İlk derece mahkemesince taraf markaları ibareler yönünden benzer ise de başvuru kapsamındaki çekişmeli 30 ve 43. sınıftaki mal ve hizmetlerin, itiraza dayanak markaların kapsamındaki mal ve hizmetlerle aynı/benzer olmadıkları gerekçesiyle davanın reddine karar verilmiş olup, davacının istinaf itirazları gözetildiğinde, taraflar arasındaki uyuşmazlık taraf markaları arasında 6769 sayılı SMK’nın 6/1 maddesi uyarınca iltibas koşullarının oluşup oluşmadığı, aynı Kanun’un 6/5. maddesi maddesi uyarınca başvurunun tescili engelinin bulunup bulunmadığı ve dava konusu başvurunun kötü niyetli olarak yapılıp yapılmadığı noktasında toplanmaktadır.
6769 sayılı Sınai Mülkiyet Kanunu’nun 6/1 maddesi uyarınca, tescil için başvurusu yapılan marka, tescil edilmiş veya tescil için daha önce başvurusu yapılmış bir marka ile aynı veya benzer ise ve tescil edilmiş veya tescil için başvurusu yapılmış bir markanın kapsadığı mal veya hizmetlerle aynı veya benzer ise, tescil edilmiş veya tescil için başvurusu yapılmış markanın halk tarafından karıştırılma ihtimali varsa ve bu karıştırılma ihtimali tescil edilmiş veya tescil için başvurusu yapılmış bir marka ile ilişkili olduğu ihtimalini de kapsıyorsa tescil edilemez.
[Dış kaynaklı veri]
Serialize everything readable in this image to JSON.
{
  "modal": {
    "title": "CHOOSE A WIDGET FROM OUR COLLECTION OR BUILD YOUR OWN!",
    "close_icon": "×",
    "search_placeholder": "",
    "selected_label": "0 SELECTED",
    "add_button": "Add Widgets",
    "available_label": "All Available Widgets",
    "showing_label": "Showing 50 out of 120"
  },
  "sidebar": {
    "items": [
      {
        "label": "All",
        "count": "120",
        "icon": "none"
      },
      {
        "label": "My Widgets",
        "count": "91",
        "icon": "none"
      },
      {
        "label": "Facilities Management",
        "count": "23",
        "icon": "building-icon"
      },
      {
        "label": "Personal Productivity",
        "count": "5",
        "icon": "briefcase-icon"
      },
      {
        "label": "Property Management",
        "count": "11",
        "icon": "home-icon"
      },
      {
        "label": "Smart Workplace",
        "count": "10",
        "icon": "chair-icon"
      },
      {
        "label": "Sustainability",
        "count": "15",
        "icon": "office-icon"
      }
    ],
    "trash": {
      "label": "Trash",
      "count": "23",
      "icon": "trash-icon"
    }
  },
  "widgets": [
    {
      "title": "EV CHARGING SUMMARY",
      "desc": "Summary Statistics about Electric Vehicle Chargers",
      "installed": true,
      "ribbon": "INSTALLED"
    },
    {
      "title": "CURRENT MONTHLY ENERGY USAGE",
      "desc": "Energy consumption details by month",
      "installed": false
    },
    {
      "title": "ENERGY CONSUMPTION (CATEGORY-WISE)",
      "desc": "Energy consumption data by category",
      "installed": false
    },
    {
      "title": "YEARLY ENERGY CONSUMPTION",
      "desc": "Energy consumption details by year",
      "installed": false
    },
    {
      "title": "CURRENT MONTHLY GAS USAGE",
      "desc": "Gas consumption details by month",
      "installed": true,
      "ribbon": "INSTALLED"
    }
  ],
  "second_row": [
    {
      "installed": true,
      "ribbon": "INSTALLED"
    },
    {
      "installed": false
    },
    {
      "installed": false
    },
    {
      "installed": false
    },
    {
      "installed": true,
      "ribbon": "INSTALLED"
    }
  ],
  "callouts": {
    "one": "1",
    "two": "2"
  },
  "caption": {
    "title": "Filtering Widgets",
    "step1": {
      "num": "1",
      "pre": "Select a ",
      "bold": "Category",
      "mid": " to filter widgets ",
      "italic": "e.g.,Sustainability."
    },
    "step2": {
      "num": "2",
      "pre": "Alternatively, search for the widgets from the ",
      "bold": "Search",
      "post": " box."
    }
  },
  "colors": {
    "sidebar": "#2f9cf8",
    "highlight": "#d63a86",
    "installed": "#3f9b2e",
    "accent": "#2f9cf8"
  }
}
Açıklanan hüküm çerçevesinde markalar arasında iltibasa yol açacak derecede bir benzerlik olup olmadığının tespitinde her iki markaya konu işaretin, ayırt edici ve baskın unsurları dikkate alınarak bütünü itibariyle görsel, işitsel ve anlamsal olarak bıraktıkları izlenimin esas alınması gerekmektedir. İltibas, iki ayrı marka karşısında bulunan kişilerin, bu markaların benzerliği sebebiyle sunulan mal veya hizmetlerin aynı işletmeye veya ekonomik olarak bağlantı içerisinde bulunan işletmelere ait olduğunu düşünmeleri veya düşünme ihtimalleridir (Savaş Bozbel, Fikri Mülkiyet Hukuku, İstanbul 2015, s. 408- 409). İltibas ihtimalinin değerlendirilmesinde ölçü, bu işin ilgilisi veya uzmanı değil, ortalama tüketicilerdir.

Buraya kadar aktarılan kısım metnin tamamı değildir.